WSM quick question

Discussion in 'Charcoal Smokers' started by hdsmoke, Apr 21, 2010.

  1. hdsmoke

    hdsmoke Smoking Fanatic

    I recently acquired a new 18.5" WSM and i have a quick question regarding what to do with the left over charcoal after a smoke. Can you just leave it in the sharcoal ring? Will it draw moisture? If you take it out, what do you do with it to limit the mess? One last question, in the manual it says to leave at least one intake and the exhaust open to make sure no mold forms inside. I have been doing that, but seems like that would make your charcoal draw damp if you are leaving it in.

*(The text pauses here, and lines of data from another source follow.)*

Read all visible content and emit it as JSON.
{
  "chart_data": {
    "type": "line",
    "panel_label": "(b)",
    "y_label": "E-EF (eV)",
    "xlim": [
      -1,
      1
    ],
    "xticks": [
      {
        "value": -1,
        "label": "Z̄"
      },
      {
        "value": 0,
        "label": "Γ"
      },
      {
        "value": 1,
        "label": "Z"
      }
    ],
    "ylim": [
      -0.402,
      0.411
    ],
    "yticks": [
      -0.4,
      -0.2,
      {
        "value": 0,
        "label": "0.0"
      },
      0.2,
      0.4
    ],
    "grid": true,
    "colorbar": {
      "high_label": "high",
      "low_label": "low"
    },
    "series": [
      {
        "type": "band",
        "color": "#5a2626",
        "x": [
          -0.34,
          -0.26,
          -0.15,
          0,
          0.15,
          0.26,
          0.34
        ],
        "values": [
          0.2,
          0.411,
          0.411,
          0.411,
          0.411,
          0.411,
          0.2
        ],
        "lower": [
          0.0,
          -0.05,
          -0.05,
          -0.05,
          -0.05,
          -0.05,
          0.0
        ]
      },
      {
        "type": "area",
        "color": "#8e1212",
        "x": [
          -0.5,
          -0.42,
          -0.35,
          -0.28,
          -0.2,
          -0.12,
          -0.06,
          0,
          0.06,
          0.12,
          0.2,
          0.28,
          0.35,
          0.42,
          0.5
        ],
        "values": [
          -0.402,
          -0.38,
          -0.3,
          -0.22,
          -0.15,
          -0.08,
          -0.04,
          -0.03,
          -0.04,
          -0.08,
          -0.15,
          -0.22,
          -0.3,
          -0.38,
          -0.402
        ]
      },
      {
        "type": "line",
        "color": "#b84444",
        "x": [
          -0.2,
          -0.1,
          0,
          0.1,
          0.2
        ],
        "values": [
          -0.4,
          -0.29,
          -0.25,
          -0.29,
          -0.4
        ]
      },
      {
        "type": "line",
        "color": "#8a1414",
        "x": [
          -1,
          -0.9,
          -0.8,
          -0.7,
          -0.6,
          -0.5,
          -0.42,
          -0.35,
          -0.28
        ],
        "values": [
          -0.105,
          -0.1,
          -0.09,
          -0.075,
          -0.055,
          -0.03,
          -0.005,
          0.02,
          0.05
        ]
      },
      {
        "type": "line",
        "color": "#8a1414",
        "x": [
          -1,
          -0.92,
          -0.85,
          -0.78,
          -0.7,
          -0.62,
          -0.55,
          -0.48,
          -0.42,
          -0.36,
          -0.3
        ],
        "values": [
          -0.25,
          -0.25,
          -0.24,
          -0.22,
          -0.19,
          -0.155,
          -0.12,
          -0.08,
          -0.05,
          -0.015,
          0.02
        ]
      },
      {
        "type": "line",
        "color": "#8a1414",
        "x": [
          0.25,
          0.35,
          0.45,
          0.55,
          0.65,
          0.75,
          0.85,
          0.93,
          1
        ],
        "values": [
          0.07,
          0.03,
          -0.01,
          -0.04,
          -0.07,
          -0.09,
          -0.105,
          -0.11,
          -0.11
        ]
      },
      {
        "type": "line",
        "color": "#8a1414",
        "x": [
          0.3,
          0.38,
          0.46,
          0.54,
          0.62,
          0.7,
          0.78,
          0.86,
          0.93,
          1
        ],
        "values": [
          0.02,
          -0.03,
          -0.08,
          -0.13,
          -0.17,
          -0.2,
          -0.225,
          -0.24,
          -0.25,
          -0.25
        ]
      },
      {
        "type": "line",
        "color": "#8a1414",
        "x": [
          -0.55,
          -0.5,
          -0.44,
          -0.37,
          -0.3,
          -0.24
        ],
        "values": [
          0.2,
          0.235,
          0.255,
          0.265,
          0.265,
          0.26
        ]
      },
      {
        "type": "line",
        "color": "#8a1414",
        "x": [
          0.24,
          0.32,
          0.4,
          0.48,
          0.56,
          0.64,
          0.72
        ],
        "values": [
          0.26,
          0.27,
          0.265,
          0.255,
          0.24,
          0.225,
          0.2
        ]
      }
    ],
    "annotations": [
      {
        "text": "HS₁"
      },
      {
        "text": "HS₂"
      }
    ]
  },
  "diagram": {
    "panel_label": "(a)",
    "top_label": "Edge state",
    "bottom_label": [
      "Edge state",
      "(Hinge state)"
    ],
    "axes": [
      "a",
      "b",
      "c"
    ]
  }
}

    Anyone with experience on this? Oh yeah, obviously, i plan on leaving this outside with the cover on when not in use. Its too handy to have it on my deck and not have to move it back and forth from patio to garage.

  2. chisoxjim

    chisoxjim Master of the Pit OTBS Member

    Leftover lump I have from a previous smoke I use to light the chimney starter for the next smoke.

    As for the mold, I use it so much I dont really worry about it.
  3. caveman

    caveman Master of the Pit SMF Premier Member

    If you're not going to use it often, I would stick with the manual on leaving the dampers open, especially if you live in damp weather like conditions. As for the leftover stuff, I do what Jim said in his post above me. I always re-use what is leftover. That stuff ain't cheap. Of course if you roll like that then toss it & use a new batch everytime. Have fun with your new toy. I am!!!
  4. reichl

    reichl Meat Mopper

    I personally don't leave any vents open when it is not in use. I usually fill the charcoal ring completely even when I am doing a short smoke and close all the vents to choke out the fire and save the charcoal when the food is done. I have let partially used charcoal sit in the WSM for about a month with no problems with moisture or mold. When I am ready to use it again I just shake the ring around to get all the spent ashes off the charcoal and lift up the charcoal grate and dump the ashes. Then just fill the rest of the charcoal ring back up with wood and charcoal.
  5. hdsmoke

    hdsmoke Smoking Fanatic

    Thats what i was looking for. I have done a couple quick smokes on this thing 2-3 hours each, and i started with a full ring...and i still have 2/3 ring left. I cant believe how efficient it is. So i have too much left to just throw in the chimney to start. So, i will just continue to keep using that and light fresh lump each time.
  6. wingrider1

    wingrider1 Smoke Blower

    IMHO I would just throw out the charcoal after use. I have read numerous posts and some books that say charcoal is used to clean and purify things. (this makes sense to me when I read it.) It is porus and will pick up odor's and moisture. I wouldn't want a 10 - 25 dollar piece of meat ruined with in an effort to save .75c to a doller's worth of charcoal. Soon you will learn how much fuel to use to get you thru your cook. Also it's nice to know how long you could smoke given the fire you built if you let it go after removing the food?? [​IMG]
  7. tulsajeff

    tulsajeff Master of the Pit Staff Member Administrator OTBS Member

    Meantime I would just leave it there or throw it in a separate bag and save it for the next time. As far as leaving vents open.. I would be worried about wasps and yellow jackets, something we have a lot of here in Oklahoma. They are building nests right now and just about anything will work if it keeps them out of the rain.

    Keep a good log of how much charcoal you use and eventually you will be able to put in the right amount of charcoal for the number of hours that you need.

    I have been keeping notes on my 22.5 - I actually count the pieces of charcoal[​IMG]

    I think I will be able to get to a point where I know that x amount of charcoal will run about x amount of hours.
  8. rickw

    rickw Master of the Pit OTBS Member

    If I had a lot of charcoal left over I just use it on the next smoke. I do use as much as I can to fill the chimney to start the next cook.